Lauren Sabo-Crawford and Dan Crawford had 4,000 miles of memorable moments as they biked across the country this summer, but Sabo-Crawford’s favorite came in Springfield, Mo.
The married couple’s cross-country journey was part of Bike and Build, a national nonprofit that organizes affordable housing projects along a 15-city, 75-day route. At their Springfield stop, Sabo-Crawford and a few members of her 33-person riding team were working at a Habitat for Humanity building supply store when a customer inquired about the trip and asked what she could do to help. Sabo-Crawford told the woman that the team didn’t have breakfast provided for the next morning. “So this woman I had met for all of five minutes says 'I’ll call you in an hour,’” she says. The woman met up with the team later that evening with breakfast casseroles, six gallons of milk, eight jugs of orange juice, an assortment of deli meats, and about $300 worth of fresh foods. She even volunteered to host the team next year.
It was the kind of experience that helped restore the couple’s faith in humanity after teaching for the past three years in Denver, where their students faced daunting challenges just to make it to school most days. The trip allowed them to experience a country where—even in neighborhoods where “no trespassing signs” also promised no warning shots—absolute strangers would invite them into their homes.
But the trip wasn’t all about pedaling and building. Each rider had to raise a minimum of $4,500 prior to the trip. The money would later be allocated in grants to sup- port affordable housing projects across the country. (As a team, they raised more than $164,000).
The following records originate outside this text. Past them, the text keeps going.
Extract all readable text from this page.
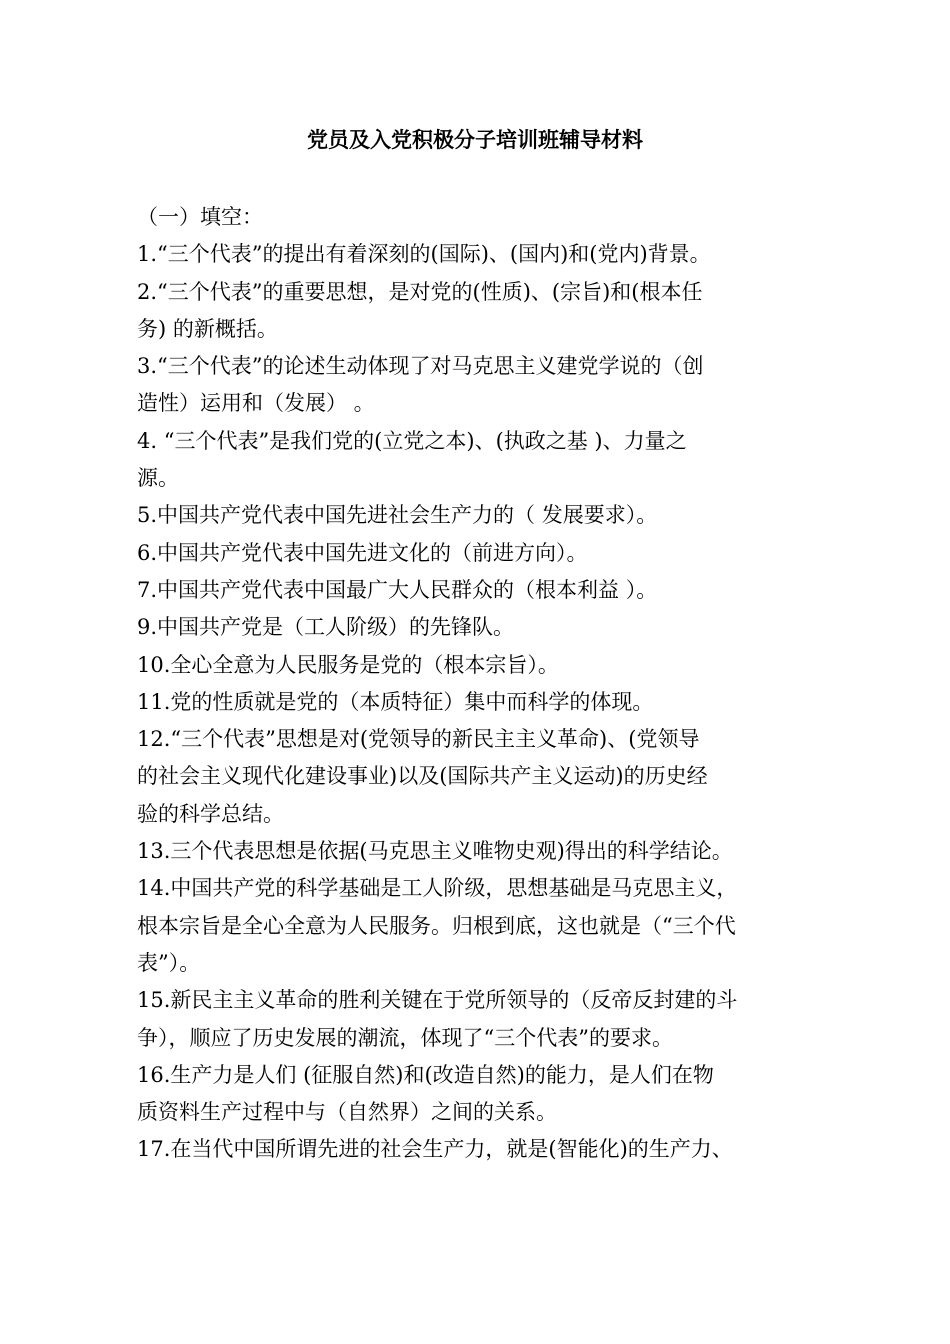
党员及入党积极分子培训班辅导材料

（一）填空：

1.“三个代表”的提出有着深刻的(国际)、(国内)和(党内)背景。

2.“三个代表”的重要思想，是对党的(性质)、(宗旨)和(根本任

务) 的新概括。

3.“三个代表”的论述生动体现了对马克思主义建党学说的（创

造性）运用和（发展） 。

4. “三个代表”是我们党的(立党之本)、(执政之基 )、力量之

源。

5.中国共产党代表中国先进社会生产力的（ 发展要求）。

6.中国共产党代表中国先进文化的（前进方向）。

7.中国共产党代表中国最广大人民群众的（根本利益 ）。

9.中国共产党是（工人阶级）的先锋队。

10.全心全意为人民服务是党的（根本宗旨）。

11.党的性质就是党的（本质特征）集中而科学的体现。

12.“三个代表”思想是对(党领导的新民主主义革命)、(党领导

的社会主义现代化建设事业)以及(国际共产主义运动)的历史经

验的科学总结。

13.三个代表思想是依据(马克思主义唯物史观)得出的科学结论。

14.中国共产党的科学基础是工人阶级，思想基础是马克思主义，

根本宗旨是全心全意为人民服务。归根到底，这也就是（“三个代

表”）。

15.新民主主义革命的胜利关键在于党所领导的（反帝反封建的斗

争），顺应了历史发展的潮流，体现了“三个代表”的要求。

16.生产力是人们 (征服自然)和(改造自然)的能力，是人们在物

质资料生产过程中与（自然界）之间的关系。

17.在当代中国所谓先进的社会生产力，就是(智能化)的生产力、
The team also was responsible for prepping and running various community meetings during their tour. “We’d bike 100 miles, maybe have an hour to shower, and then we’d host a bike clinic or give a presentation to the community on housing issues,” says Sabo-Crawford. “It showed me that young people are really willing and capable of making a difference.” They often were able to see the direct effects of their work, building alongside the families who would eventually live in the homes they were helping assemble. “These are people who are working really hard—it’s a hand up, not a handout,” Sabo-Crawford says.
The couple is now looking into launching a nonprofit cycling program for children with disabilities. Both longtime Special Olympics volunteers and coaches, they are interested in employing specially designed tandem bikes that would allow co-riders without a disability to take over should their partner get tired. “There has been a lot of research with cycling and people with different movement disorders,” says Sabo- Crawford. “It’s really amazing how it stimulates the body and the brain.”